Saturday, November 08, 2008

Moistest Baby on the Block

There are post-meal traditions in various cultures. A genteel stroll around the village square, a small, strong, foul-smelling drink of something. A cup of herbal tea. Being not quite four months old yet, Cleo's not really ready for any of these. So she's working out her own way of easing the progress of her meal through her belly.

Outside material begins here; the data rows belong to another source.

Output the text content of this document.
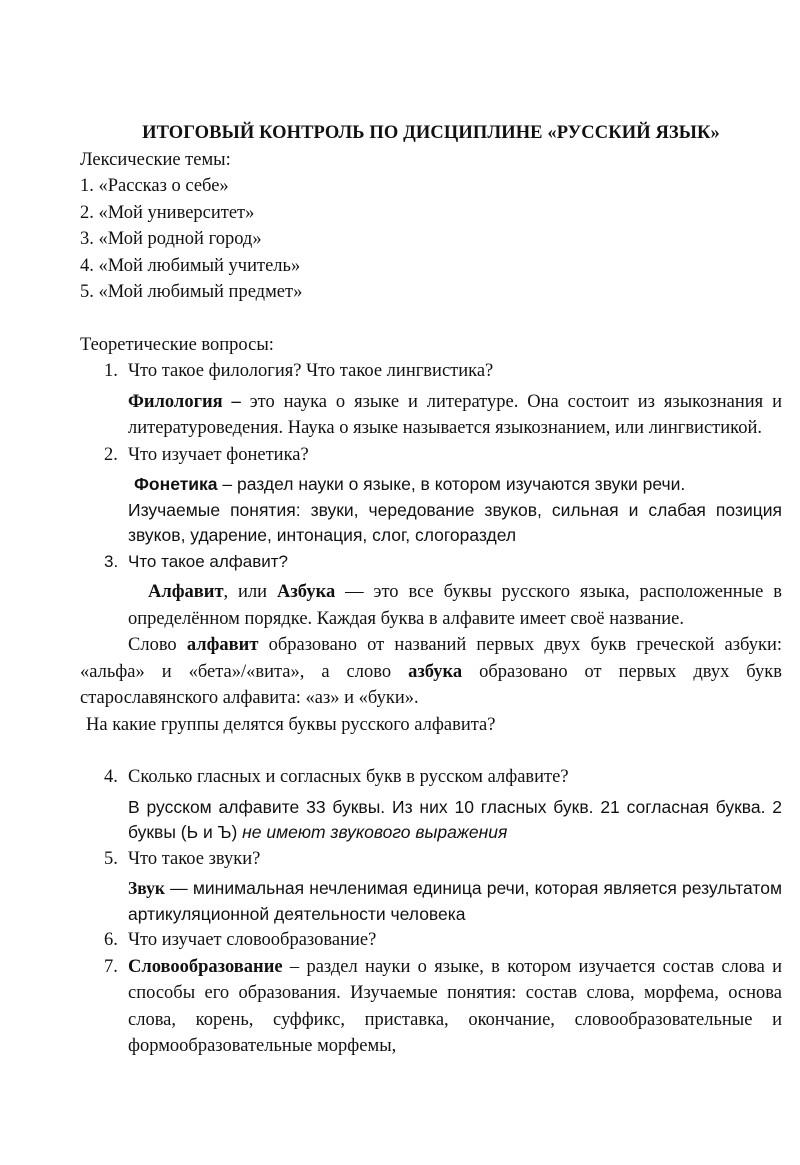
ИТОГОВЫЙ КОНТРОЛЬ ПО ДИСЦИПЛИНЕ «РУССКИЙ ЯЗЫК»

Лексические темы:

1. «Рассказ о себе»

2. «Мой университет»

3. «Мой родной город»

4. «Мой любимый учитель»

5. «Мой любимый предмет»

Теоретические вопросы:

1. Что такое филология? Что такое лингвистика?

Филология – это наука о языке и литературе. Она состоит из языкознания и литературоведения. Наука о языке называется языкознанием, или лингвистикой.

2. Что изучает фонетика?

Фонетика – раздел науки о языке, в котором изучаются звуки речи.
Изучаемые понятия: звуки, чередование звуков, сильная и слабая позиция звуков, ударение, интонация, слог, слогораздел

3. Что такое алфавит?

Алфавит, или Азбука — это все буквы русского языка, расположенные в определённом порядке. Каждая буква в алфавите имеет своё название.

Слово алфавит образовано от названий первых двух букв греческой азбуки: «альфа» и «бета»/«вита», а слово азбука образовано от первых двух букв старославянского алфавита: «аз» и «буки».

На какие группы делятся буквы русского алфавита?

4. Сколько гласных и согласных букв в русском алфавите?

В русском алфавите 33 буквы. Из них 10 гласных букв. 21 согласная буква. 2 буквы (Ь и Ъ) не имеют звукового выражения

5. Что такое звуки?

Звук — минимальная нечленимая единица речи, которая является результатом артикуляционной деятельности человека

6. Что изучает словообразование?

7. Словообразование – раздел науки о языке, в котором изучается состав слова и способы его образования. Изучаемые понятия: состав слова, морфема, основа слова, корень, суффикс, приставка, окончание, словообразовательные и формообразовательные морфемы,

Unfortunately, her current method is to play and squeal and exercise until she barfs. It seems to work well for her: there's no distress involved, and she's still getting bigger by the day, but it is a bit of a laundry issue. Between the teething drool and the post-prandial eruptions, the top four inches of her shirt were almost always soaking. Enter the bibs. Enter all six presentable bibs she owns, sometimes all in one day. Enter the most bedraggled of the hand-me-down bibs. And then run out of bibs, and re-enter the least-soiled (and now dry) of the previous set. So, we need more bibs. I did what I do, and looked online (somehow, the kids thrift store doesn't have bibs. Too gross? I guess). And guess what? I'm both cheap and picky. We need a lot of bibs, and I don't want a bunch of bibs that have dumb sayings on them. I also don't want to spend eight bucks on each lousy (but attractive!) piece of cloth that's just designed to get between my daughter and her goop, and then be tossed in the laundry.

So I learned some things. I learned that Cleo's dad has a bunch of old white t-shirts that are surplus to requirements. I learned that machine-sewing comes under the category of Easy With Baby in the Sling (or at least Possible With Baby in the Sling). I learned that you don't need a serger to sew knits, and I learned that while Cleo's fascinated by the sound of the sewing machine when she's awake, she finds it intensely annoying when she's trying to sleep.

So, if you want to make your own bibs, you can do it this way: trace an existing bib onto an old t-shirt, leaving some extra space for the seam allowance. Pin the front and back of the t-shirt together, along the traced line. Using a zig-zag stitch (I'm not sure it's strictly necessary to zig-zag. But it sure is fun to say! Zig-zag! Zig-zag!), sew around the line, leaving one end open. Turn the bib inside out (actually right side out), and topstitch around the edge, closing the end you left open. Add ties or a snap or velcro. And then do that forty more times, and you'll have enough bibs for three days (so far, my homemade-bib-count is a grand and lofty One).

1 comment:

Anonymous said...

Buy cheapest washcloths of solid colors at job lot. tuck in to neck of clothing. no fasteners, see?

Quick solution, outgrown by about 6 months, at which time you may have thought of another one.

As ever yours,
the older Monday helper
ps wanna teach me what to do with html tags?